I want to convince a probably skeptical audience of developers that:

  • Monitoring running software is sexy (and important)
  • The state of the art for monitoring software sucks
  • That riches (or at least really interesting technical challenges) await those that help fix it

Once we've shipped our latest software product we should want to keep an eye on how it behaves out in the real world. Too often this task is an afterthought, completely separate from the development process and focused only on what you get free with one tool or another. This is because even the best tools we have suck.

I'll show some examples:

  • Truly horrible web user interfaces
  • Systems that don't work within a dynamic cloud environment
  • Horrible solutions to scaling
  • Excessively verbose configuration languages

And then talk about what the community are doing to hopefully fix this problem and why as developers people should join the effort.

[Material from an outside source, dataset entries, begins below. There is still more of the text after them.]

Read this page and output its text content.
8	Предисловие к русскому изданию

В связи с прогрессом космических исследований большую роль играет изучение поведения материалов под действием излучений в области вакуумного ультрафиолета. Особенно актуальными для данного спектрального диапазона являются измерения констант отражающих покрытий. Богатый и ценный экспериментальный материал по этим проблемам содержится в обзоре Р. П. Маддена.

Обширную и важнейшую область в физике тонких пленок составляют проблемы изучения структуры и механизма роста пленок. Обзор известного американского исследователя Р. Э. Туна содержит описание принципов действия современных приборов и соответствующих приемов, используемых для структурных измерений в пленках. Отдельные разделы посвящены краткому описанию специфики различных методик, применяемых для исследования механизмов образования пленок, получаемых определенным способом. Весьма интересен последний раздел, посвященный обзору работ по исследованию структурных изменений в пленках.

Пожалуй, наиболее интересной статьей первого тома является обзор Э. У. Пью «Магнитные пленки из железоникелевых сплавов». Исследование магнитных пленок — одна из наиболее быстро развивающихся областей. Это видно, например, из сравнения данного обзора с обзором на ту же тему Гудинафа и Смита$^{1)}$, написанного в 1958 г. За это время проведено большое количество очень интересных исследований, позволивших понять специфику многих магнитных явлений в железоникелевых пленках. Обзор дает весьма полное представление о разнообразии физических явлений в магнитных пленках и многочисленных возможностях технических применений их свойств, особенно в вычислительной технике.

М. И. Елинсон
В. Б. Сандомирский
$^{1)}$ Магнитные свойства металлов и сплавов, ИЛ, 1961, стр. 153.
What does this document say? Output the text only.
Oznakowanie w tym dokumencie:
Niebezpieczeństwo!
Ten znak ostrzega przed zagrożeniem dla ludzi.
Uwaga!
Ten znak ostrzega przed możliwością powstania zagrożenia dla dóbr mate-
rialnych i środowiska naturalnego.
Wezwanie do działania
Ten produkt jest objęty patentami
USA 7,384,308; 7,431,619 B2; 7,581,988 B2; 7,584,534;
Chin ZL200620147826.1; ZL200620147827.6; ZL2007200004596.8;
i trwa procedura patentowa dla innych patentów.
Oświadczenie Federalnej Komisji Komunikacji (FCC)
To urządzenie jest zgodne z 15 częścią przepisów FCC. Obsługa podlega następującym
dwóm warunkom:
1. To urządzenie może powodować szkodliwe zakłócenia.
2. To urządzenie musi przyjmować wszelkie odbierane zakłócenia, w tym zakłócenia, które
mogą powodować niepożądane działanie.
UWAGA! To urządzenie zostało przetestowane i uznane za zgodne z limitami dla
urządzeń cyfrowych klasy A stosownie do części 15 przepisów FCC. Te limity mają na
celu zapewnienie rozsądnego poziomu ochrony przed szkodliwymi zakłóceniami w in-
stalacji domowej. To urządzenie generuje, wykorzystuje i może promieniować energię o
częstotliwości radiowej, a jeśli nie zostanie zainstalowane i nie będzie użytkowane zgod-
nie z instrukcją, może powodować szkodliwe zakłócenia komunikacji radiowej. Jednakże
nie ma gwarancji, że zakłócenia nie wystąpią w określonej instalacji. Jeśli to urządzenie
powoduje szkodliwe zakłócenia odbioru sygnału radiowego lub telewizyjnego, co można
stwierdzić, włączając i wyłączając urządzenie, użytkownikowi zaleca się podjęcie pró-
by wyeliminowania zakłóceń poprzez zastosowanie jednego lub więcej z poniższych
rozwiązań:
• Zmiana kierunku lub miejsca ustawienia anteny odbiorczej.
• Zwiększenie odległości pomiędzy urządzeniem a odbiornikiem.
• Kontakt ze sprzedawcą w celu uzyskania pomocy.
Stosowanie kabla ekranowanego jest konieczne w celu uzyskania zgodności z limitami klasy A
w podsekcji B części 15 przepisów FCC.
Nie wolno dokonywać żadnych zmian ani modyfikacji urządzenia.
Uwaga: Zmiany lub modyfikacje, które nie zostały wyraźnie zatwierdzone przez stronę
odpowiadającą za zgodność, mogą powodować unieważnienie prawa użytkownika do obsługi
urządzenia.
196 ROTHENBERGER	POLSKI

I'll show some hopeful signs:

  • Interesting new tools
  • Better ways to integrate monitoring into the development process
  • The #monitoringsucks open source research

For those intrigued, it's a perfect opportunity to dive head-first into some really interesting programming challenges:

  • Dynamic, distributed systems
  • High traffic, low latency software
  • Visualisation
  • Big data analysis
  • Statistics and prediction
  • Gareth is a developer and occasional systems administrator, currently working for the Government Digital Service on the single domain for all UK government sites, GOV.UK. He also curates devopsweekly, a weekly email newsletter for people interested in web operations. He'll automate anything that isn't nailed down.

    Online you can find him writing code in a variety of languages. Today that's Ruby and Clojure, yesterday it was Python and tomorrow it will likely be something else.